本作に登場する東京名所も正しく68年

1月25日、『泣いてたまるか 東京流れ者』をDVDで観る。『泣いてたまるか』はTBS系で66年から68年まで放映された「根性ドラマ」と当時呼ばれた作品。渥美清演じる主人公が活躍する一話完結物で本作『東京流れ者』の脚本は内田栄一。『妹』、『バージン・ブルース』などの映画を手がけ演劇でも金子正次や田口トモロヲを門下に活動した70年代の不良性感度を肉付けした立役者。本作の渥美清もシリーズ中もっともストリート風の軍用コートに犬の首輪と貴重品を鎖でつないだ不良ぶり。迷彩服や革ジャン同様この類を若者が普段着にする前にテキ屋などが着るというワンクッションがあったと気づく。その主人公がばったり出会った迷子の少年に東京中を振り回されたあげく虎の子の五十万まですられても気づかないという間抜けなエピソードを当時の流行歌が飾る。『男ブルース』、『世界の国からこんにちは』、『恋のフーガ』など続々と流れるヒット曲に合わせて会話のオチがついたりコケたりする演出は後のMTVの様。
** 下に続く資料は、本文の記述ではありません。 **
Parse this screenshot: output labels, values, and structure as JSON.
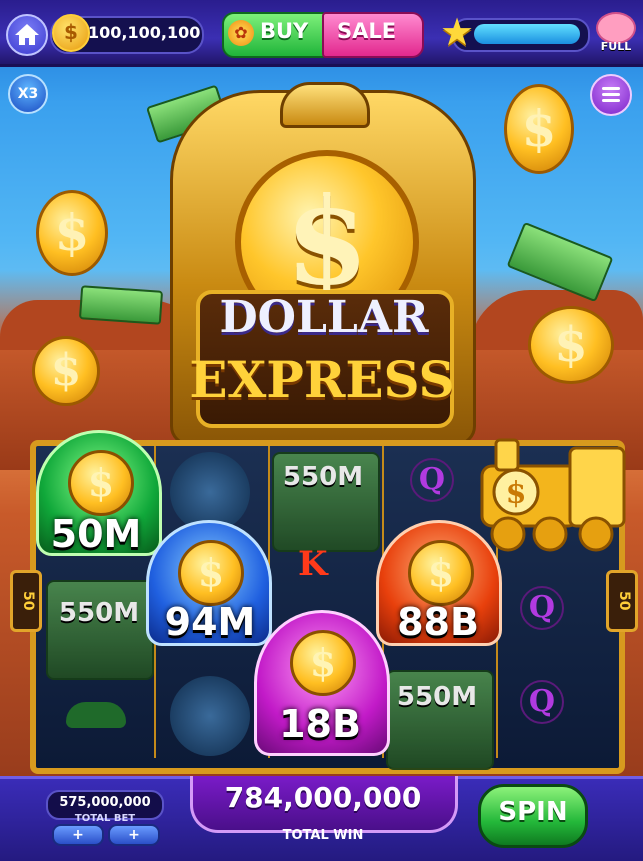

もちろん『東京流れ者』もラストで廃品回収業者になった主人公がビル荒らしに間違えられて警官隊に追われる場面に使われているがどの選曲も秀逸。本来ドラマの主題歌はプロレスの入場テーマの様なものでは。メインエベンター級の選曲で前座級のレスラーが入場してはひどく興醒めである。が、バブル期には『悲しみのアンジー』や『ホテルカリフォルニア』を主題歌にした強引な演出のドラマもあったことは忘れられている。本作に登場する良家の不良少年が主人公を振り回す東京名所は新宿から羽田から銀座。現在では下北沢も二子玉川も全国区の東京名所だが。東京都民でもそんな街があるのかと疑うほどマイナーな地区をあえて舞台にする演出の始まりは『男はつらいよ』なのだ。本作にも松村達雄太宰久雄が登場するし同シリーズには山田洋次脚本の『男はつらい』もある。主人公と少年が束の間の友情を温める羽田空港のレストランの場面。窓の外のベランダにてあれをごらんなどと指差す家族連れの動きがどうもコント地味てわざとらしい。よく見ればこの場面はスタジオ撮りのセットだ。塚本晋也監督の最新作『ほかげ』では焼け野原を再現する代わりに焼け残りの居酒屋を細部まで作り込む職人技が外の様子も観客に想像させることに成功していたことを思い出す。本作に登場する東京名所も正しく68年の東京に間違いないのだが。表面的には明るく健康なドタバタ喜劇の奥底に時代の闇と人の心の闇がちらちらと垣間見えるシリーズのキラー球。